Dónde encontrar cocina con el mejor producto... En el Nonono, restaurante con toda la materia prima biodinámica
La pizzería de Jordi Pujol
Antes de que la avenida de Sarrià y la Via Laietana se llenaran de pizzerías de estética de la mamma rústica, un local catalán fue el pionero. Hablamos del Tropeziens, en el paseo de Gràcia, 83 (justo donde ahora se levanta la fachada de Toyo Ito). Sin duda, sus propietarios tenían ojo. En los sesenta, el Tropeziens fue uno de los primeros sitios en subirse al carro del plato combinado. Y en 1971 se recicló en la primera pizzería de Barcelona. Según da fe el veterano crítico Marcelo Aparicio, "las pizzas no estaban nada mal". No es el único que lo piensa: cuando Pujol era capo de Banca Catalana, su idea de salir a cenar con la Ferrussola eran pizzas y Coca-Colas en el Tropeziens
Dónde saborear una buena pizza... Las hacen buenísimas y baratas detrás del mercado de Santa Caterina, en el Neapolitan.
La hamburguesa tozuda
No toda la vida hemos perdido el culo por las hamburguesas. De hecho, el panecillo cárnico tuvo mala prensa durante lustros. Que se lo expliquen a Julià Bagén, que en 1977 abrió el Chelsea (Paral·lel, 172 bis T. 93 325 34 47), la primera hamburguesería catalana. "Me miraban como si fuera un marciano: cogí un bar que tenía una clientela poco recomendable, y poco después ya no tenía ni clientela", recuerda. Le llamaban el pringao. El pan de hamburguesa ni existía, y un panadero del Poble-sec tuvo que deducirlo.
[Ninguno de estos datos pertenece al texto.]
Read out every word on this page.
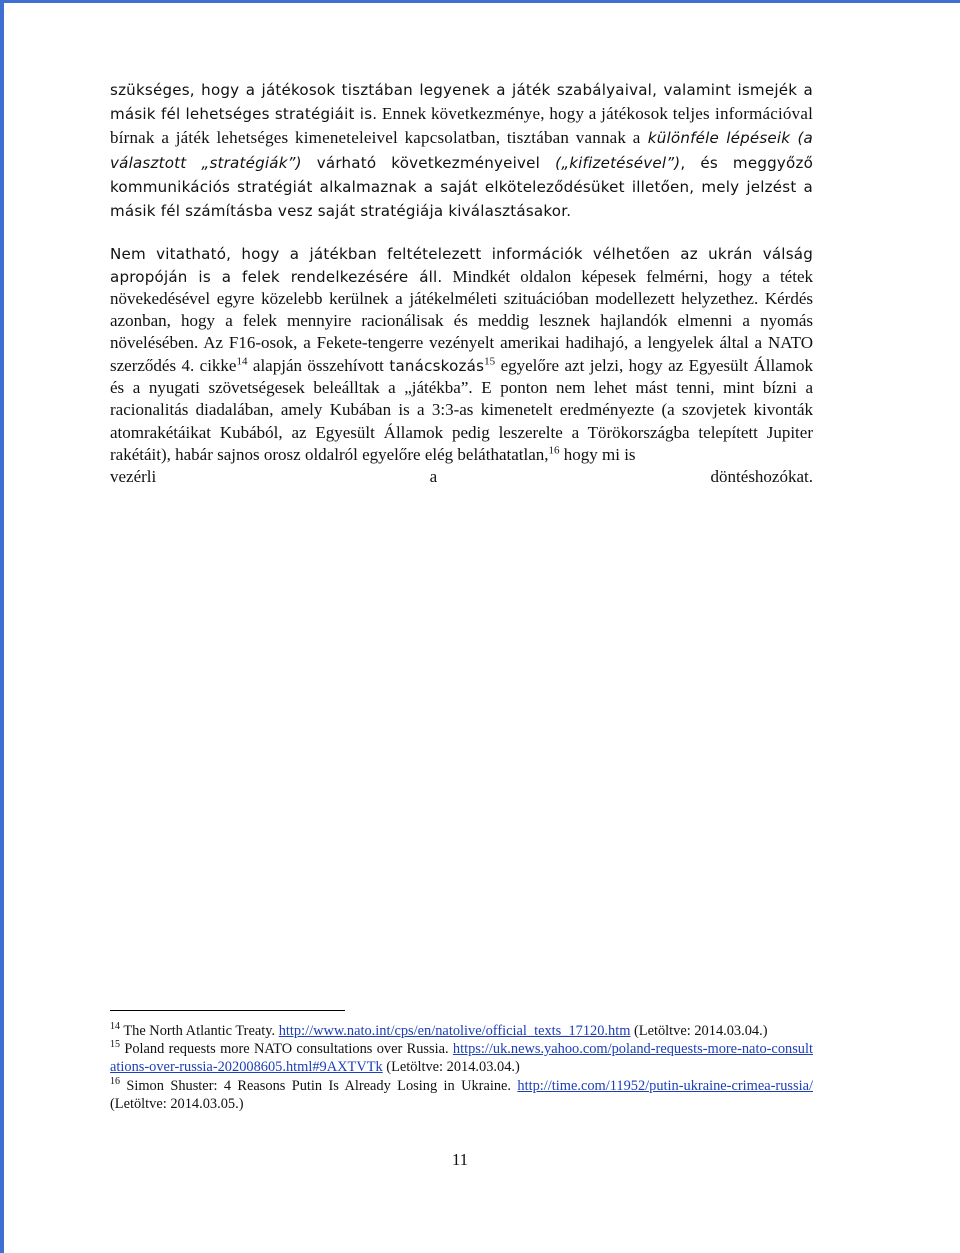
szükséges, hogy a játékosok tisztában legyenek a játék szabályaival, valamint ismejék a másik fél lehetséges stratégiáit is. Ennek következménye, hogy a játékosok teljes információval bírnak a játék lehetséges kimeneteleivel kapcsolatban, tisztában vannak a különféle lépéseik (a választott „stratégiák”) várható következményeivel („kifizetésével”), és meggyőző kommunikációs stratégiát alkalmaznak a saját elköteleződésüket illetően, mely jelzést a másik fél számításba vesz saját stratégiája kiválasztásakor.

Nem vitatható, hogy a játékban feltételezett információk vélhetően az ukrán válság apropóján is a felek rendelkezésére áll. Mindkét oldalon képesek felmérni, hogy a tétek növekedésével egyre közelebb kerülnek a játékelméleti szituációban modellezett helyzethez. Kérdés azonban, hogy a felek mennyire racionálisak és meddig lesznek hajlandók elmenni a nyomás növelésében. Az F16-osok, a Fekete-tengerre vezényelt amerikai hadihajó, a lengyelek által a NATO szerződés 4. cikke$^{14}$ alapján összehívott tanácskozás$^{15}$ egyelőre azt jelzi, hogy az Egyesült Államok és a nyugati szövetségesek beleálltak a „játékba”. E ponton nem lehet mást tenni, mint bízni a racionalitás diadalában, amely Kubában is a 3:3-as kimenetelt eredményezte (a szovjetek kivonták atomrakétáikat Kubából, az Egyesült Államok pedig leszerelte a Törökországba telepített Jupiter rakétáit), habár sajnos orosz oldalról egyelőre elég beláthatatlan,$^{16}$ hogy mi is

vezérli	a	döntéshozókat.

$^{14}$ The North Atlantic Treaty. http://www.nato.int/cps/en/natolive/official_texts_17120.htm (Letöltve: 2014.03.04.)

$^{15}$ Poland requests more NATO consultations over Russia. https://uk.news.yahoo.com/poland-requests-more-nato-consultations-over-russia-202008605.html#9AXTVTk (Letöltve: 2014.03.04.)

$^{16}$ Simon Shuster: 4 Reasons Putin Is Already Losing in Ukraine. http://time.com/11952/putin-ukraine-crimea-russia/ (Letöltve: 2014.03.05.)

11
A Bagén la pasión burguer le vino en Miami, trabajando para la Royal Caribbean: "Eran deliciosas, aquí no había nada así". El Chelsea pasó diez años de sequía, y cuando los MacKings abrieron, el Chelsea, de calidad superior, "se disparó como el Sputnik". No baja la guardia: ahora ofrece una hamburguesa de 200 gramos hecha a la barbacoa.
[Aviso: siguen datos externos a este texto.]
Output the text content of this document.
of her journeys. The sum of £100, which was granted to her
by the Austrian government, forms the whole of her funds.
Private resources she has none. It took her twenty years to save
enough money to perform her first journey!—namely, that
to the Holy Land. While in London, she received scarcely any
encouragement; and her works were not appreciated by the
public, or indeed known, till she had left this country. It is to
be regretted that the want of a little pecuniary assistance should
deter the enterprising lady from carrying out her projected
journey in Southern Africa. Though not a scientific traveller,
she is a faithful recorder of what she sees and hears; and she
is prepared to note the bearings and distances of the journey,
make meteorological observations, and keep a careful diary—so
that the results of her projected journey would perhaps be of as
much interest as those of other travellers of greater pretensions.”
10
Una buena 'burger' gourmet... En el Santa Burg, a cargo de Alain Guiard.
Apología del frankfurt
Y si la introducción de la hamburguesa fue un viacrucis, el Frankfurt estalló a lo grande desde el primer día. Manel Vallès, de Càrniques Vallès, recuerda que "tuvo que venir la Urbana cuando abrimos el primer frankfurt, en Terrassa, en 1961". Antes habían tenido puestos móviles por la arena del Maresme, y cuando el mítico Frankfurt Pedralbes (Jordi Girona, 2) abrió en 1977, los vecinos ya conocían muy bien el producto por sus veraneos. Poca broma, porque la familia Vallès es responsable de la introducción y la estética salchichera en Cataluña: "Mi primo fue a dar una vuelta por Alsacia, y volvió con ideas de tipografía, el león rampante y el mobiliario". Y atribuyen estas virtudes a la tipología de negocio: "Es un negocio interclasista y antes era intersexual. Porque hace muchos años estaba mal visto que una mujer sola entrara en un bar, pero no pasaba nada si iban al frankfurt". No seremos nosotros quien lo discutamos.
Hártate de frankfurts en... Casa Vallès, en Gran de Gràcia, o en el Butipà del Raval
Torradas y embutidos
Naranjito fue el heraldo del Mundial 82. Y el hombrecillo cítrico no llevaba una barra bajo el brazo, más bien una rebanada. A principios de los 80, la gran moda gastronómica eran las tostadas con embutido o escalivada, la masía urbana. En Gràcia ha quedado una marca imborrable y uno de los locales más veteranos todavía sigue en pie con mucha dignidad: el Bar Roure (Luis Antúnez, 7).
Come una tostada en... El Disbarat, un clásico de la torrada y la brasa.
Un peruano escondido
Fue después de otra explosión deportiva, los Juegos del 92, cuando abrió el primer restaurante peruano en Barcelona: Ninoska Palomino, en 1993, puso el Café Ninoska en la avenida de Icària, 131. Curiosamente, recuerda que el público que tuvo al principio, como ahora, era de mayoría catalana. A mediodía aquí sirven un menú local; por la noche, carta peruana, y los dos últimos jueves de mes hacen mediodía peruano. Parece un barn sencillo, pero su cebiche es fastuoso, colosal, intratable incluso por el de los peruanos más fashion.
Dónde encontrar un peruano moderno y más caro... El Tanta, de Gastón Acurio.